The Left has gone nuts on Twitter and other social media because GOP nominee Mitt Romney spoke out about the attacks on U.S. embassies in Egypt and Libya.
Dem-friendly media have apparently forgotten 2008.
After our embassies were attacked on a day of remembrance, Romney expressed condolences for the victims’ families.
Romney then did something no other leader did—he mentioned the right to freedom of expression. Dem-allied media may be upset, but any human being who values freedom will applaud Romney’s stance. His remarks were timely and appropriate.
Media claim the attacks were because of a video by an obscure filmmaker in the U.S. Personally, I think that explanation is an affront to Americans. Two obviously organized attacks on two embassies on September 11?
The Left often forgets, and it’s useful to remind that Obama didn’t exactly shrink from statements when President George Bush was in office and Obama was campaigning. Obama went further than Romney, however.
In October, 2008, The US Report took note of an article in The Washington Examiner. The WE alleged:
Sen. Barack Obama “tried to convince Iraqi leaders in private conversations” that President George W. Bush should not be able to seal a deal to keep the U.S. military in Iraq. The Times says the UN mandate sanctioning troop presence expires Dec. 31. Already there’s a back and forth between Iraqi leaders and the Obama camp, a classic case of 'he said we said.'
Then there was this:
Iraqi leaders told the paper, “Mr. Obama urged Baghdad to delay an agreement with Mr. Bush until next year when a new president will be in office.”
Where was the outcry from media over that?
Media advocated for Obama in 2008 just as they do now—as a matter of fact, one major newspaper ran an article that should have outraged every American.
In October, 2008, The Boston Globe published an editorial by two Harvard professors who wanted Obama to take office early. The two professors laid out a sophistic plan for the transition to occur. They wanted to suspend the U.S. Constitution. Hello, Banana Republic!
Those profs assumed Obama would win because of polls, and we all know how polls were wielded as a political weapon in 2008. One leading Democrat blogger admitted he thought his own polls were fraudulent after Obama took office. Those polls were included in averages, by the way.
Media now defend our president who apologizes to the world. Obviously, you cannot trust the sector we once viewed as a government watchdog.
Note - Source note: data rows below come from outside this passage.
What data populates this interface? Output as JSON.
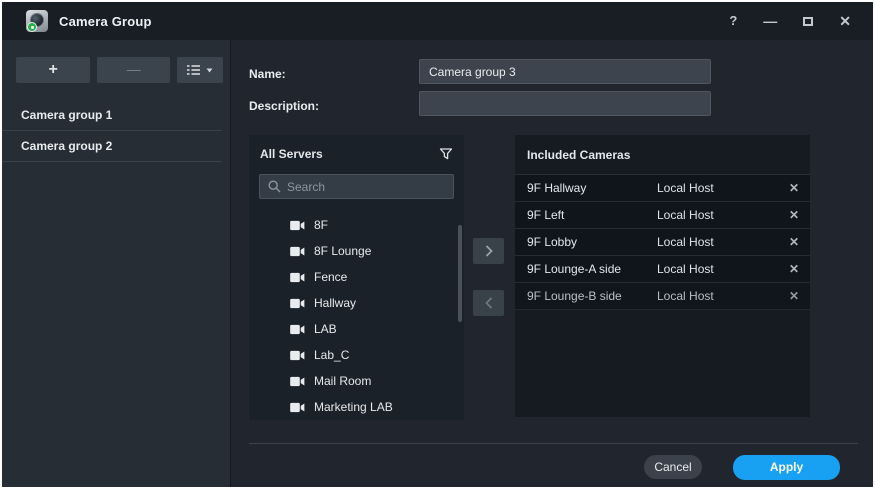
{
  "window": {
    "title": "Camera Group",
    "controls": {
      "help": "?",
      "minimize": "—",
      "close": "✕"
    }
  },
  "sidebar": {
    "toolbar": {
      "add_label": "+",
      "remove_label": "—"
    },
    "groups": [
      "Camera group 1",
      "Camera group 2"
    ]
  },
  "form": {
    "name_label": "Name:",
    "name_value": "Camera group 3",
    "description_label": "Description:",
    "description_value": ""
  },
  "servers_panel": {
    "title": "All Servers",
    "search_placeholder": "Search",
    "cameras": [
      "8F",
      "8F Lounge",
      "Fence",
      "Hallway",
      "LAB",
      "Lab_C",
      "Mail Room",
      "Marketing LAB"
    ]
  },
  "included_panel": {
    "title": "Included Cameras",
    "remove_glyph": "✕",
    "rows": [
      {
        "name": "9F Hallway",
        "server": "Local Host"
      },
      {
        "name": "9F Left",
        "server": "Local Host"
      },
      {
        "name": "9F Lobby",
        "server": "Local Host"
      },
      {
        "name": "9F Lounge-A side",
        "server": "Local Host"
      },
      {
        "name": "9F Lounge-B side",
        "server": "Local Host"
      }
    ]
  },
  "footer": {
    "cancel_label": "Cancel",
    "apply_label": "Apply"
  },
  "colors": {
    "accent": "#18a0f2",
    "window_bg": "#21262e",
    "titlebar_bg": "#191e24",
    "sidebar_bg": "#272d35",
    "panel_bg": "#1b2129",
    "row_bg": "#10151b",
    "badge_green": "#27b24b"
  }
}
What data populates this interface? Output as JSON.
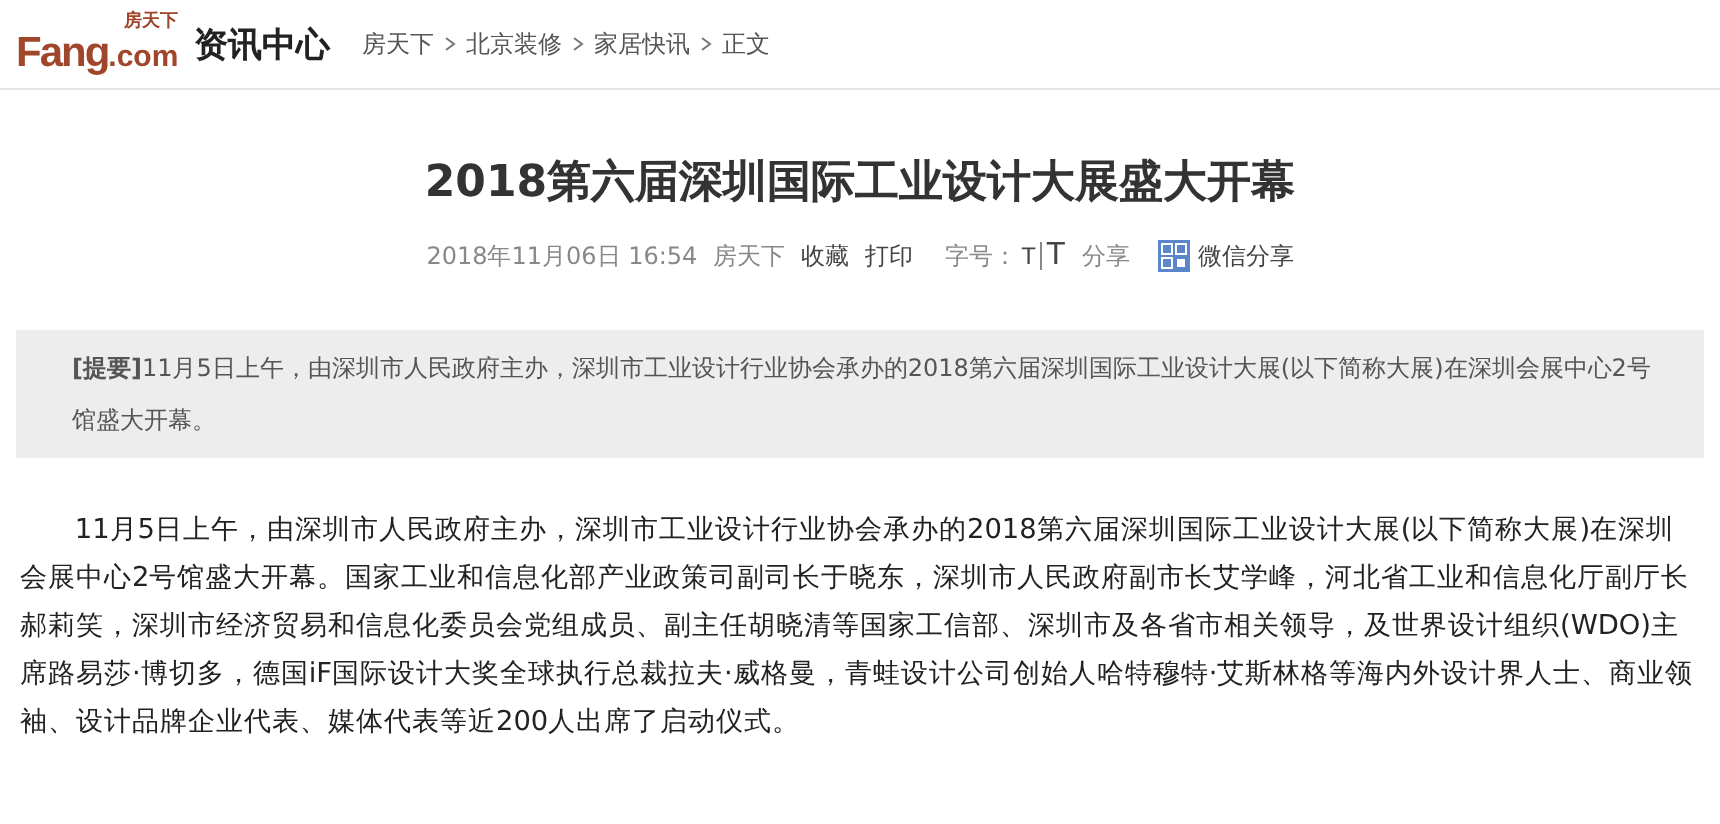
{
  "header": {
    "logo": {
      "top": "房天下",
      "main": "Fang",
      "suffix": ".com"
    },
    "section": "资讯中心",
    "breadcrumb": [
      "房天下",
      "北京装修",
      "家居快讯",
      "正文"
    ]
  },
  "article": {
    "title": "2018第六届深圳国际工业设计大展盛大开幕",
    "meta": {
      "datetime": "2018年11月06日 16:54",
      "source": "房天下",
      "actions": [
        "收藏",
        "打印"
      ],
      "font_label": "字号：",
      "font_sizes": [
        "T",
        "T"
      ],
      "share": "分享",
      "wechat_share": "微信分享"
    },
    "summary": "**[提要]**11月5日上午，由深圳市人民政府主办，深圳市工业设计行业协会承办的2018第六届深圳国际工业设计大展(以下简称大展)在深圳会展中心2号馆盛大开幕。",
    "paragraphs": [
      "11月5日上午，由深圳市人民政府主办，深圳市工业设计行业协会承办的2018第六届深圳国际工业设计大展(以下简称大展)在深圳会展中心2号馆盛大开幕。国家工业和信息化部产业政策司副司长于晓东，深圳市人民政府副市长艾学峰，河北省工业和信息化厅副厅长郝莉笑，深圳市经济贸易和信息化委员会党组成员、副主任胡晓清等国家工信部、深圳市及各省市相关领导，及世界设计组织(WDO)主席路易莎·博切多，德国iF国际设计大奖全球执行总裁拉夫·威格曼，青蛙设计公司创始人哈特穆特·艾斯林格等海内外设计界人士、商业领袖、设计品牌企业代表、媒体代表等近200人出席了启动仪式。"
    ]
  }
}
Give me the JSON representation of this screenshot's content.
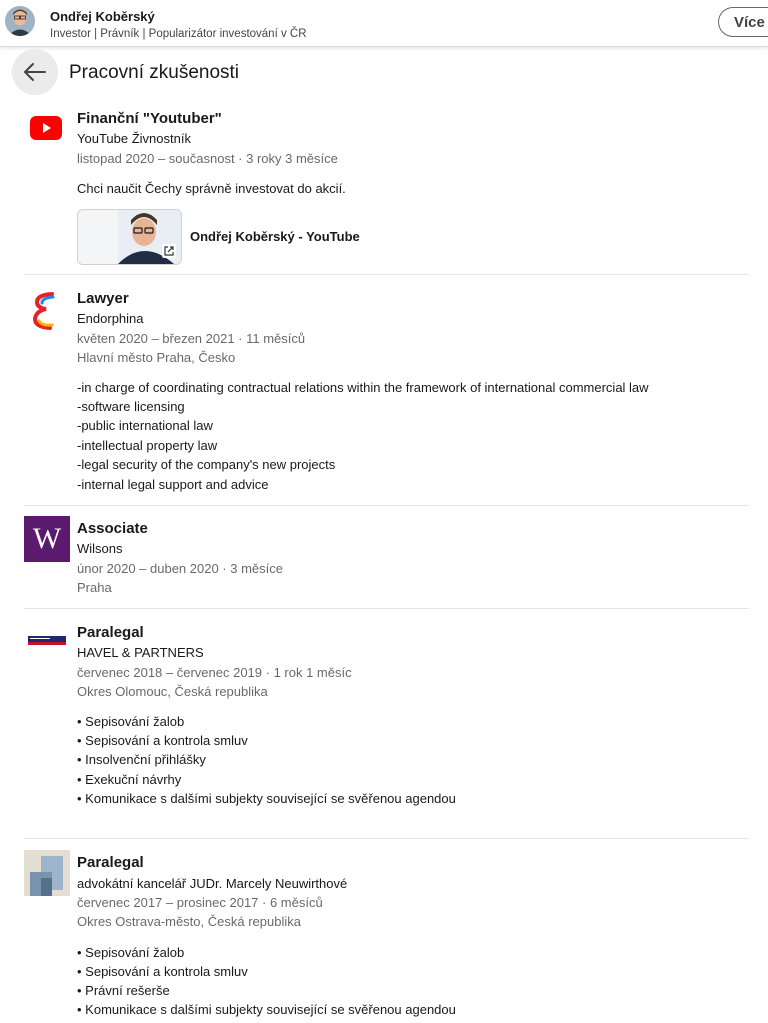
{
  "header": {
    "name": "Ondřej Koběrský",
    "headline": "Investor | Právník | Popularizátor investování v ČR",
    "more_button": "Více"
  },
  "section": {
    "title": "Pracovní zkušenosti"
  },
  "colors": {
    "youtube_red": "#ff0000",
    "wilsons_purple": "#5b1a6e",
    "havel_navy": "#1b2a6b"
  },
  "experience": [
    {
      "logo_icon": "youtube-logo",
      "title": "Finanční \"Youtuber\"",
      "company": "YouTube Živnostník",
      "dates": "listopad 2020 – současnost · 3 roky 3 měsíce",
      "description": [
        "Chci naučit Čechy správně investovat do akcií."
      ],
      "media": {
        "label": "Ondřej Koběrský - YouTube",
        "icon": "external-link-icon"
      }
    },
    {
      "logo_icon": "endorphina-logo",
      "title": "Lawyer",
      "company": "Endorphina",
      "dates": "květen 2020 – březen 2021 · 11 měsíců",
      "location": "Hlavní město Praha, Česko",
      "description": [
        "-in charge of coordinating contractual relations within the framework of international commercial law",
        "-software licensing",
        "-public international law",
        "-intellectual property law",
        "-legal security of the company's new projects",
        "-internal legal support and advice"
      ]
    },
    {
      "logo_icon": "wilsons-logo",
      "logo_letter": "W",
      "title": "Associate",
      "company": "Wilsons",
      "dates": "únor 2020 – duben 2020 · 3 měsíce",
      "location": "Praha"
    },
    {
      "logo_icon": "havel-partners-logo",
      "title": "Paralegal",
      "company": "HAVEL & PARTNERS",
      "dates": "červenec 2018 – červenec 2019 · 1 rok 1 měsíc",
      "location": "Okres Olomouc, Česká republika",
      "description": [
        "• Sepisování žalob",
        "• Sepisování a kontrola smluv",
        "• Insolvenční přihlášky",
        "• Exekuční návrhy",
        "• Komunikace s dalšími subjekty související se svěřenou agendou"
      ]
    },
    {
      "logo_icon": "company-placeholder-logo",
      "title": "Paralegal",
      "company": "advokátní kancelář JUDr. Marcely Neuwirthové",
      "dates": "červenec 2017 – prosinec 2017 · 6 měsíců",
      "location": "Okres Ostrava-město, Česká republika",
      "description": [
        "• Sepisování žalob",
        "• Sepisování a kontrola smluv",
        "• Právní rešerše",
        "• Komunikace s dalšími subjekty související se svěřenou agendou"
      ]
    }
  ]
}
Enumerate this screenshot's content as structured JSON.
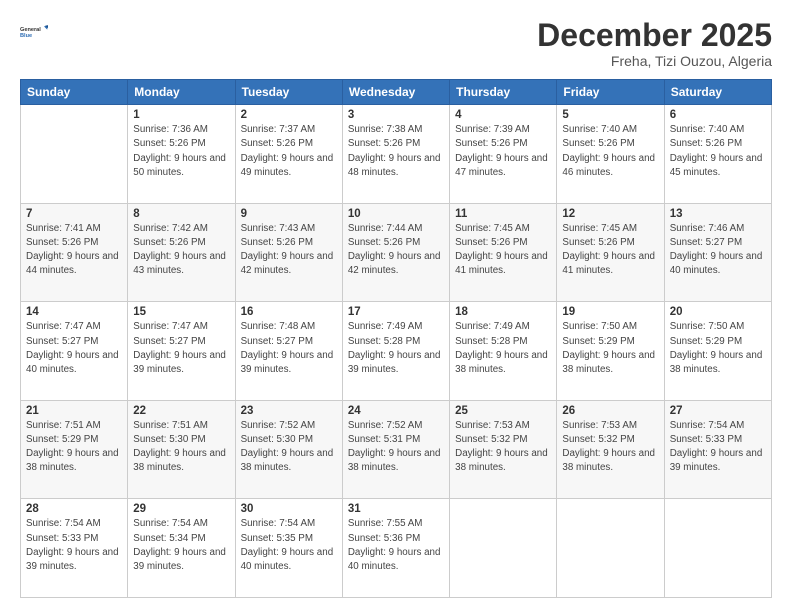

Dem-friendly media may opt to run interference for a president whose initial statements were an affront to freedom, whose foreign policy has unglued the Middle East and whose continued bungling of our economy has made us weaker, thus weakening freedom around the globe.
The only option those media have is to attack Romney.
Romney’s statement sounded presidential and he handled a hostile media in Jacksonville with dignity and grace. Unlike the president, Romney even took questions although he did not have to.
Most importantly, Romney defended freedom.
Fortunately, Americans are not as stupid as media believe. We know who looked like a leader in the aftermath of another attack on America.
If media functioned as watchdog, they’d be grilling the president who refused to take a single question.
Start with asking our president why, as the body of a dead American was being desecrated, the U.S. apologized for hurting feelings over religion.
Bill Maher, comic Sarah Bernhard and other entertainers have levied vile statements at evangelical Christians. No soothing words were forthcoming from the Left when that happened, but then, those Christians didn’t kill anyone for what was said. Bernhard's comments were so offensive the video was taken down to protect her reputation.
No one spoke out when the UN showed an anti-Israel film in 2011 either.
The silence says it all. Our enemy is now emboldened.
The last ambassador killed at his post was Adolph (Spike) Dubs, the U.S. ambassador to Afghanistan in 1979. Jimmy Carter, a Democrat, was president.